In a Double Ratchet session between Alice and Bob each party stores a KDF key for three chains: a root chain, a sending chain, and a receiving chain (Alice’s sending chain matches Bob’s receiving chain, and vice versa). As Alice and Bob exchange messages they also exchange new Diffie-Hellman public keys, and the Diffie-Hellman output secrets become the inputs to the root chain.
The output keys from the root chain become new KDF keys for the sending and receiving chains. This is called the Diffie-Hellman ratchet.
The sending and receiving chains advance as each message is sent and received. Their output keys are used to encrypt and decrypt messages. This is called the symmetric-key ratchet
Introduction of Root key is a critical element in ensuring break-in recovery.
Since the Root key is bootstrapped at the beginning of establishing the communication between A and B. There’s no way a MITM attacker could have compromised the root key. Such attacker intent to build the corresponding chains to match up to A’s sending chain and B’s receiving chain to successfully establish a working MITM.
Due to the introduction of root key in the DH ratchet, the attacker can’t generate corresponding sending/receiving chain. The attacker’s window of interception after a chance compromise of a ‘message key’ is limited until the next opportunistic ‘DH ratchet’ cycle.
The Double Ratchet handles lost or out-of-order messages by including in each message header the message’s number in the sending chain (N=0,1,2,…) and the length (number of message keys) in the previous sending chain (PN). This enables the recipient to advance to the relevant message key while storing skipped message keys in case the skipped messages arrive later.

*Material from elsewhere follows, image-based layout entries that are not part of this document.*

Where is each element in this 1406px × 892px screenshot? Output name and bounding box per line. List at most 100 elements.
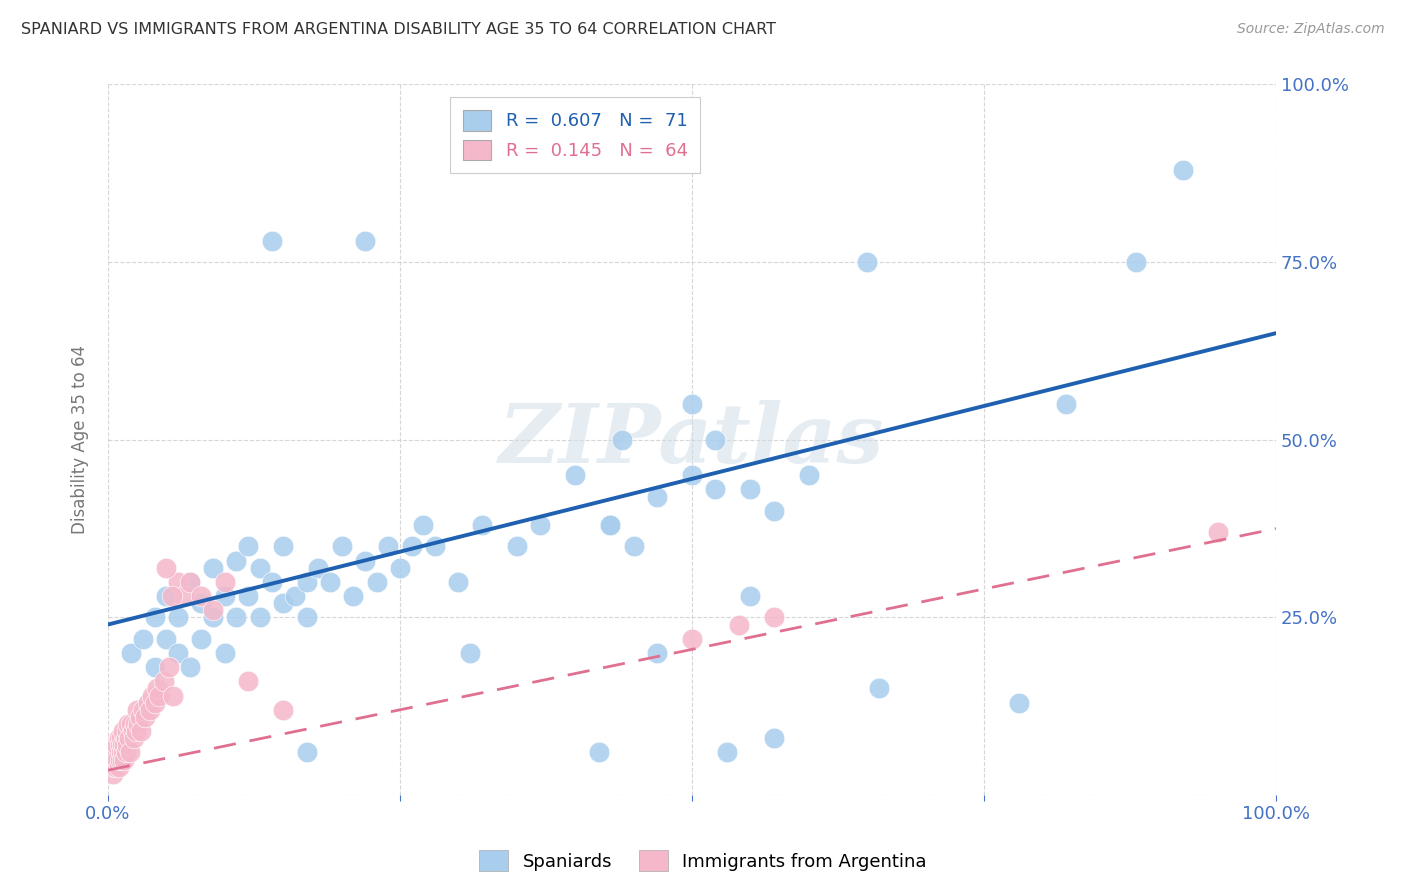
Point [401, 539, 423, 553]
Point [105, 752, 128, 766]
Point [762, 731, 785, 746]
Point [377, 539, 399, 553]
Point [100, 752, 122, 766]
Text: SPANIARD VS IMMIGRANTS FROM ARGENTINA DISABILITY AGE 35 TO 64 CORRELATION CHART: SPANIARD VS IMMIGRANTS FROM ARGENTINA DI… [21, 22, 776, 37]
Point [105, 746, 128, 760]
Point [153, 674, 176, 689]
Point [1125, 255, 1147, 269]
Point [284, 589, 307, 603]
Point [412, 518, 434, 533]
Point [727, 617, 749, 632]
Point [797, 468, 820, 483]
Point [112, 739, 135, 753]
Point [366, 574, 388, 589]
Point [704, 483, 727, 497]
Point [458, 646, 481, 660]
Point [1171, 162, 1194, 177]
Point [295, 610, 318, 624]
Point [105, 759, 128, 773]
Point [107, 759, 129, 773]
Point [529, 518, 551, 533]
Point [155, 589, 177, 603]
Point [157, 660, 180, 674]
Point [143, 660, 166, 674]
Text: Source: ZipAtlas.com: Source: ZipAtlas.com [1237, 22, 1385, 37]
Point [128, 710, 150, 724]
Point [160, 589, 183, 603]
Point [271, 703, 294, 717]
Point [112, 724, 135, 739]
Point [471, 518, 494, 533]
Point [179, 574, 201, 589]
Point [236, 539, 259, 553]
Point [506, 539, 529, 553]
Point [111, 752, 134, 766]
Point [740, 483, 762, 497]
Point [114, 746, 136, 760]
Point [645, 646, 668, 660]
Text: ZIPatlas: ZIPatlas [499, 400, 884, 480]
Y-axis label: Disability Age 35 to 64: Disability Age 35 to 64 [72, 345, 89, 534]
Point [118, 731, 141, 746]
Point [111, 739, 134, 753]
Point [319, 574, 342, 589]
Point [354, 553, 377, 567]
Point [330, 539, 353, 553]
Point [260, 574, 283, 589]
Point [110, 731, 132, 746]
Point [132, 703, 155, 717]
Point [214, 574, 236, 589]
Point [214, 589, 236, 603]
Point [202, 560, 225, 574]
Point [225, 553, 247, 567]
Point [155, 632, 177, 646]
Point [125, 724, 148, 739]
Point [120, 646, 142, 660]
Point [143, 696, 166, 710]
Point [1008, 696, 1031, 710]
Point [681, 632, 703, 646]
Point [139, 703, 162, 717]
Point [599, 518, 621, 533]
Point [271, 539, 294, 553]
Point [155, 560, 177, 574]
Point [249, 560, 271, 574]
Point [103, 746, 125, 760]
Point [868, 681, 890, 696]
Point [120, 717, 142, 731]
Point [122, 731, 145, 746]
Point [98, 759, 121, 773]
Point [342, 589, 364, 603]
Point [856, 255, 879, 269]
Point [236, 589, 259, 603]
Point [114, 731, 136, 746]
Point [588, 746, 610, 760]
Point [148, 689, 170, 703]
Point [127, 717, 149, 731]
Point [1054, 397, 1077, 411]
Point [1206, 525, 1229, 540]
Point [108, 752, 131, 766]
Point [681, 468, 703, 483]
Point [190, 589, 212, 603]
Point [225, 610, 247, 624]
Point [121, 724, 143, 739]
Point [307, 560, 329, 574]
Point [260, 234, 283, 248]
Point [295, 574, 318, 589]
Point [762, 504, 785, 518]
Point [423, 539, 446, 553]
Point [610, 433, 633, 447]
Point [447, 574, 470, 589]
Point [129, 724, 152, 739]
Point [716, 746, 738, 760]
Point [143, 610, 166, 624]
Point [108, 739, 131, 753]
Point [202, 603, 225, 617]
Legend: Spaniards, Immigrants from Argentina: Spaniards, Immigrants from Argentina [472, 843, 934, 879]
Point [681, 397, 703, 411]
Point [132, 632, 155, 646]
Point [167, 574, 190, 589]
Point [134, 710, 156, 724]
Point [104, 752, 127, 766]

As previously stated, we’re in a world where almost everyone have multiple connected devices. It creates interesting challenges for modern cryptography.
First, it’s undesirable to have multiple devices being complete separated identities if they’re owned by the same person. It’s confusing if the people I’m chatting with think my phone and my desktop are two different people.
Second, people are not perfect. They might lost their phone, break their laptop, and consequently lost their private key. We need to identify the connection between multiple devices and migrate when necessary.
To solve these issues, Signal use the Sesame Algorithm for managing message encryption sessions in an asynchronous and multi-device setting.
Sesame was designed to manage Double Ratchet sessions created with X3DH key agreement. However, Sesame is a generic algorithm that works with any session-based message encryption algorithm that meets certain conditions.
Sesame use a server to store the user-devices relation and cache user’s message with mailboxes. It’s essential for better user experience.
End-to-End Encryption for Group Messaging
In Signal Protocol, group messaging is modeled as multiple 1:1 secure messages via sending message to each member’s mailbox on the sesame server. This approach is called “client-side fan-out”
There’s also a variation of Signal protocol adopted by WhatsApp called Sender Keys. It has “server-side fan-out” and enforce transcript consistency on the server. Check their whitepaper for more information.
On the other hand, making a massive chat group with multiple admin secure might be a wrong problem to solve. These kind of groups is basically public chat. Why would an attacker try to break encryption if they can simply join the group and see everything?
In the end, you might ask: “Why would I need to understand this if I’m not supposed to roll my own crypto?”
“Don’t roll your own crypto” is a common wisdom. However, I want to add: “based on a solid foundation if you have to.”